Le rôle du Fondo de Salvamento del Patrimonio Cultural
Le Fondo de Salvamento del Patrimonio Cultural de Quito (FONSAL) est une entité publique chargée de la conservation, restauration et valorisation du patrimoine urbain et architectural de la capitale.
Dans le cadre du projet de restauration de La Ronda, FONSAL a impulsé la remise en valeur des façades, l’intégration de l’éclairage architectonique, la rénovation des balcons, corniches et structures métalliques, ainsi que la revitalisation d’anciens locaux pour accueillir cafés, ateliers ou galeries.

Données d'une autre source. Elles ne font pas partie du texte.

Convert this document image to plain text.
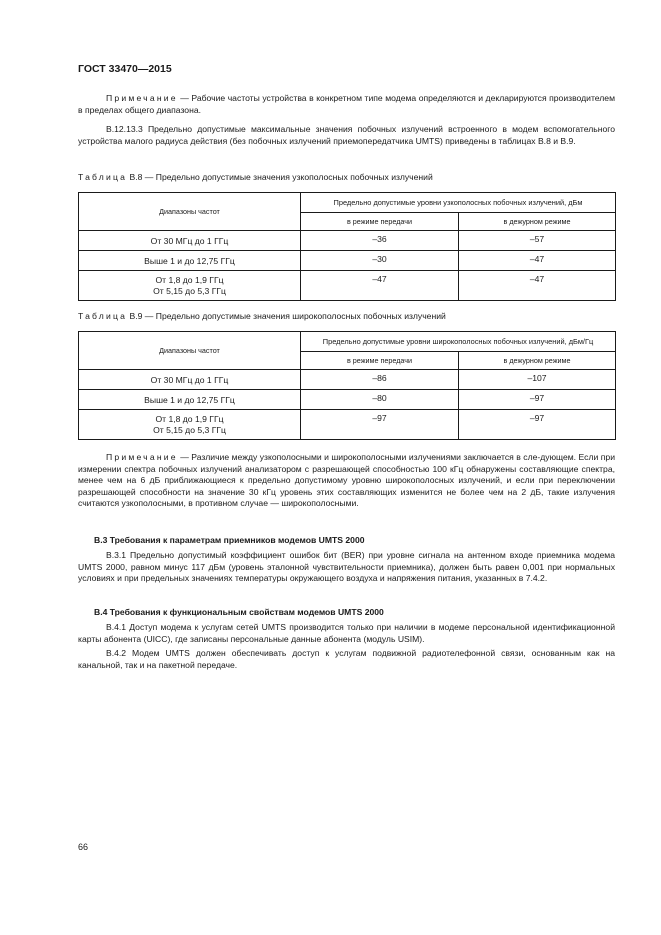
ГОСТ 33470—2015

Примечание — Рабочие частоты устройства в конкретном типе модема определяются и декларируются производителем в пределах общего диапазона.

В.12.13.3 Предельно допустимые максимальные значения побочных излучений встроенного в модем вспомогательного устройства малого радиуса действия (без побочных излучений приемопередатчика UMTS) приведены в таблицах В.8 и В.9.

Таблица В.8 — Предельно допустимые значения узкополосных побочных излучений
Диапазоны частот	Предельно допустимые уровни узкополосных побочных излучений, дБм	
	в режиме передачи	в дежурном режиме
От 30 МГц до 1 ГГц	–36	–57
Выше 1 и до 12,75 ГГц	–30	–47
От 1,8 до 1,9 ГГц
От 5,15 до 5,3 ГГц	–47	–47
Таблица В.9 — Предельно допустимые значения широкополосных побочных излучений
Диапазоны частот	Предельно допустимые уровни широкополосных побочных излучений, дБм/Гц	
	в режиме передачи	в дежурном режиме
От 30 МГц до 1 ГГц	–86	–107
Выше 1 и до 12,75 ГГц	–80	–97
От 1,8 до 1,9 ГГц
От 5,15 до 5,3 ГГц	–97	–97

Примечание — Различие между узкополосными и широкополосными излучениями заключается в сле-дующем. Если при измерении спектра побочных излучений анализатором с разрешающей способностью 100 кГц обнаружены составляющие спектра, менее чем на 6 дБ приближающиеся к предельно допустимому уровню широкополосных излучений, и если при переключении разрешающей способности на значение 30 кГц уровень этих составляющих изменится не более чем на 2 дБ, такие излучения считаются узкополосными, в противном случае — широкополосными.

В.3 Требования к параметрам приемников модемов UMTS 2000

В.3.1 Предельно допустимый коэффициент ошибок бит (BER) при уровне сигнала на антенном входе приемника модема UMTS 2000, равном минус 117 дБм (уровень эталонной чувствительности приемника), должен быть равен 0,001 при нормальных условиях и при предельных значениях температуры окружающего воздуха и напряжения питания, указанных в 7.4.2.

В.4 Требования к функциональным свойствам модемов UMTS 2000

В.4.1 Доступ модема к услугам сетей UMTS производится только при наличии в модеме персональной идентификационной карты абонента (UICC), где записаны персональные данные абонента (модуль USIM).

В.4.2 Модем UMTS должен обеспечивать доступ к услугам подвижной радиотелефонной связи, основанным как на канальной, так и на пакетной передаче.

66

Cependant, ce processus n’est pas exempt de défis :
- La gentrification patrimoniale : la transformation de ces espaces en circuits touristiques ou en boutiques “authentiques” peut entraîner une hausse des loyers et exclure les habitants.
- Le déséquilibre entre conservation et modernité : comment concilier les normes de sécurité, l’accès moderne et la préservation des éléments historiques (bois, mortiers anciens, structures fragiles) ? C’est un équilibre délicat, souvent rejoué à chaque restauration ou changement d’usage.
- La fragilité du stock résidentiel : selon certains experts, le nombre de vraies maisons coloniales pourrait être inférieur à ce qu’on pense : certains estiment qu’il en resterait moins de cinq !
Vivre la ville et s’imprégner du centre historique
L’un des plaisirs de Quito est de découvrir ses maisons coloniales à pied, au fil des ruelles et des places du centre historique. Chaque façade est un fragment de l’histoire urbaine, chaque patio cache un jardin ou un atelier d’artisan. Marcher dans ce quartier classé, c’est découvrir plusieurs siècles d’architecture et de vie quotidienne, où les sons, les odeurs et les textures se mêlent à la pierre et au bois anciens.
Pour vous imprégner du centre historique, vous pouvez :
- prendre un café dans une demeure restaurée au fond d’une cour, admirer les plafonds en bois, les arcs couverts et les balustrades anciennes.
- assister à des concerts ou événements dans certains salons patrimoniaux réhabilités.
- contempler l’harmonie entre l’architecture coloniale et les constructions néoclassiques, Beaux-Arts ou républicaines qui se sont superposées au cours des siècles.
- emprunter des itinéraires patrimoniaux guidés, qui mettent en lumière ces trésors cachés.
Ainsi, Quito offre des monuments emblématiques (les églises de La Compañía, San Francisco, Santo Domingo), mais aussi une vie quotidienne qui respire l’héritage colonial à chaque coin de rue.